Insider reporting rule changes end of month

By Vikram Barhat | April 9, 2010 | Last updated on April 9, 2010
2 min read

There are a slew of fresh changes coming to the insider reporting and early warning regime, including acceleration of filing deadline, extending the concept of deemed beneficial ownership and reporting for derivatives.

The final version of National Instrument 55-104 Insider Reporting Requirements and Exemptions (NI 55-104) comes into effect on April 30, 2010.

At a recent seminar, these changes and their implications were detailed by David Surat, counsel with the securities and capital markets group in the Toronto office of Borden Ladner Gervais LLP.

The change that has generated the most attention is the filing deadline, which will be shortened from 10 calendar days to 5 calendar days, when it comes into effect on October 30, 2010. This is seen as the biggest change, hence the additional six-month transition period.

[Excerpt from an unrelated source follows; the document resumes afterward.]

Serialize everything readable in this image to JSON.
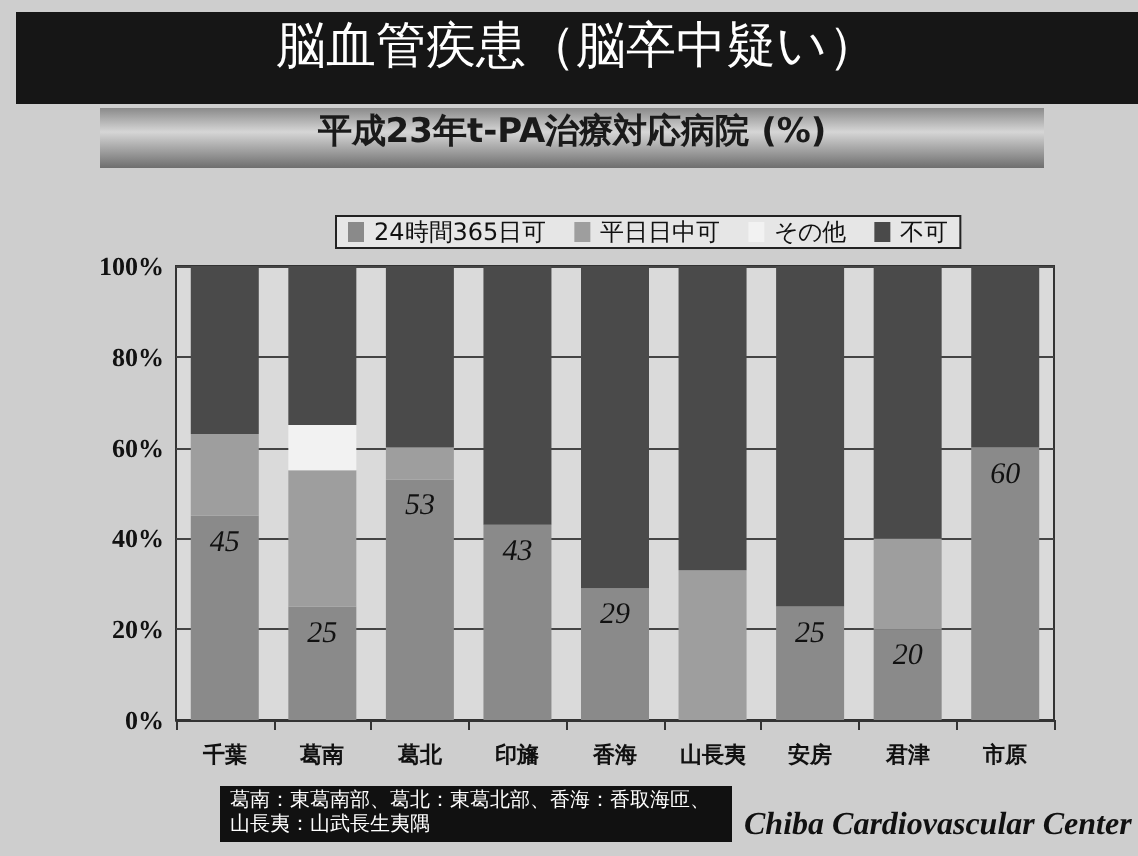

“The five-day reporting period reflects a perception that the longer reporting window tends to detract from the purposes of insider reporting, which is to deter insider trading and to increase market efficiency by disclosing what insiders were doing,” says Surat.

He says there are consequences to late filing. “Late filing or non-filing of insider reports can become an issue for the reporting issuer when they are dealing with the securities commission,” he says. “There is always the potential for enforcement action if you’re a habitual late filer.”

The other major change is the introduction of the concept of a reporting insider. The intention of this concept is to limit insider reporting to a core group of insiders. The insiders market really wants to know about.

“By reducing the number of filers it both improves the relevancy of filing and to eliminate occasional users,” says Surat.

Another significant change in NI 55-104 is the introduction of the concept of significant shareholder based on post-conversion beneficial ownership. “The new rule will also include shareholders who hold either directly 10% securities holding 10% of the votes or have securities convertible or may be acquired within 60 days that would put them over the 10% threshold,” says Surat. This is potentially expanding the class of people who may be considered to be reporting insider, he says.

NI 55-104’s reporting requirements clearly state that reporting insiders are expected to disclose all dealings that affect their interests in the reporting issuer. Comments published with NI 55-104 suggest that the CSA expects all transactions to be reported, including cash-settled and physically-settled instruments.

The new rule preserves the existing exemption from direct reporting by certain insiders with respect to securities acquired and disposed of under automatic securities purchase programmes.

The new condition added to the insider reporting exemption “requires an eligible institutional investor to disclose in its early warning report its holdings under related financial instrument, which will include derivatives and the material terms of that instrument.”